Objective: To identify the expected CVD risk above which low- or moderate- dose statins provide net benefit for a primary prevention population and additionally to assess their variation across different age groups, sex, and by statin type.

Methods: We performed a quantitative benefit–harm balance modeling study to determine 10-year risk for CVD at which statins provide at least a 60% probability of net benefit, with baseline risks, frequencies of and patient preferences for statin-related benefits and harms, and competing risk for non-CVD death taken into account. We took data from network meta-analysis of primary prevention trials, and a preference elicitation survey, which were conducted to inform this study as well as selected observational data.

Results: Younger men had net benefit at a lower 10-year risk for CVD than older men (14% for ages 40 to 44 years vs. 21% for ages 70 to 75 years). In women, the risk required for net benefit was higher (17% for ages 40 to 44 years vs. 22% for ages 70 to 75 years). Atorvastatin and rosuvastatin provided net benefit at lower 10-year risks than simvastatin and pravastatin.

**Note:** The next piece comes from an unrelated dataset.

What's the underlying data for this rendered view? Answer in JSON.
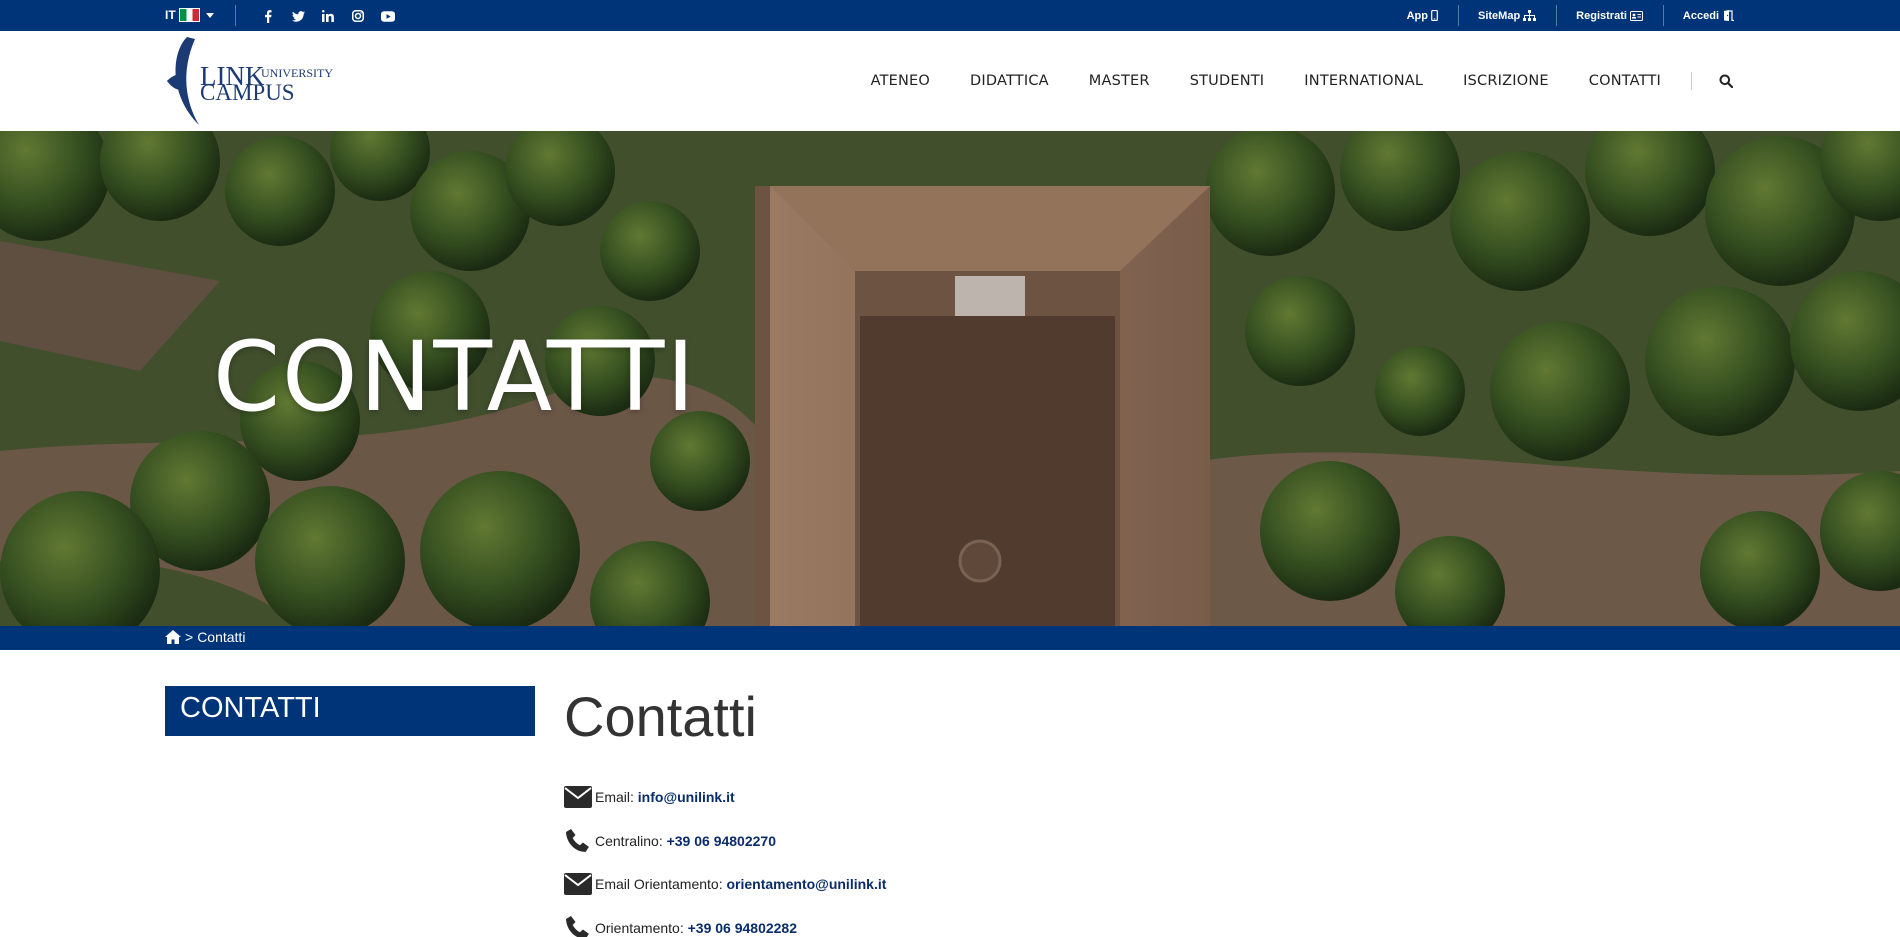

Conclusions: Statins provide net benefits at higher 10-year risks for CVD than are reflected in most current guidelines. In addition, the level of risks where net benefit occurs varies considerably according to age, sex, statin type and populations. These results imply that the current guidelines might be over prescribing statins for a large proportion of primary prevention populations, especially for older people who likely have higher risk of harms, such as diabetes, myopathy etc., which would offset the benefit of statins.